Граф Этьенн — законченный распутник, и любая девица, на которую он не обращает внимание, пребывает в мире и покое. Если, конечно, не ведет себя, как дурочка Лоретт. Но Рэнэ не хотел мадемуазель Элоди ни мира, ни покоя, — и потому мысль о клевете на девицу им была отвергнута. Худшей неприятности, чем интерес его сиятельства, даже и не придумаешь. Всё, что можно измыслить в такой ситуации — напротив, максимально усилить интерес графа к этой ведьме с хрустальными глазами. Во-первых, ей вцепится в волосы сестрица Лоретт, во-вторых, граф совратит её и вышвырнет, а, в-третьих, они с Сюзанн тоже смогут приложить после руку, чтобы ославить её.

Значит, все, что нужно, это ронять об этой горделивой красотке тонкие комплименты, восхищаться её красотой и утончённостью, говорить о её достоинствах и добродетели, что раззадорит аппетиты и тщеславие графа. Тут Рэнэ вспомнил Дювернуа.
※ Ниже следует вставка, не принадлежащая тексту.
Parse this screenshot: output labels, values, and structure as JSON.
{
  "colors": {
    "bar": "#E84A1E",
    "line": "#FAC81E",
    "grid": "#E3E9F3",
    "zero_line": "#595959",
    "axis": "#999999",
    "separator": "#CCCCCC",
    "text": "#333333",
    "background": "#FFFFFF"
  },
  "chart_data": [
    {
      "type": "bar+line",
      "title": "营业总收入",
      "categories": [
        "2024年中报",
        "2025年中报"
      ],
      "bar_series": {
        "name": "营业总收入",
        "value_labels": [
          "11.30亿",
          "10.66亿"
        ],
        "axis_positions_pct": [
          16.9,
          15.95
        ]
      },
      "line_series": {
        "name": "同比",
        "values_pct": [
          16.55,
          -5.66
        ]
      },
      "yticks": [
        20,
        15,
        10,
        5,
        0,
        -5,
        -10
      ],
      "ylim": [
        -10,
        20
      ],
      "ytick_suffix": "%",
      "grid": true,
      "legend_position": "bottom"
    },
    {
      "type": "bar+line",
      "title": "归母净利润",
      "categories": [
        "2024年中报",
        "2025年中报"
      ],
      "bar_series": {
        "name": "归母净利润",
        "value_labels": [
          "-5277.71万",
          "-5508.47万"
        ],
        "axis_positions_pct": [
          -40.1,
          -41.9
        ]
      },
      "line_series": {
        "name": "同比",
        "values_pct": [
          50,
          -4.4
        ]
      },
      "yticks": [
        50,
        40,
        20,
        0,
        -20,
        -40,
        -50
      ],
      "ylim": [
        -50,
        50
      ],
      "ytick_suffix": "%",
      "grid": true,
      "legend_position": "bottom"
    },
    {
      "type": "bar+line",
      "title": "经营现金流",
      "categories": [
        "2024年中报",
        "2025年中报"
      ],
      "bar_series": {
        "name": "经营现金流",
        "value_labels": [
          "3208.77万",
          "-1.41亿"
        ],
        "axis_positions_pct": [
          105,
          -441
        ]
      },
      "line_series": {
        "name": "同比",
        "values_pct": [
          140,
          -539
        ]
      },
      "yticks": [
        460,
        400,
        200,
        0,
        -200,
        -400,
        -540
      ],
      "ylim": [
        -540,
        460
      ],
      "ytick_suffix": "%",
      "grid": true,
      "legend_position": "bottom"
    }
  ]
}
Тот выразил как-то опасение стать соперником его сиятельства, причем — не ерничая. Не подумает ли в таком случае мсье Виларсо да Торан, что он тоже, пренебрегая его сестрой, интересуется Элоди?

Все эти мысли утомили и изнурили Рэнэ де Файоля.

Он махнул рукой и решил предоставить всё естественному ходу событий.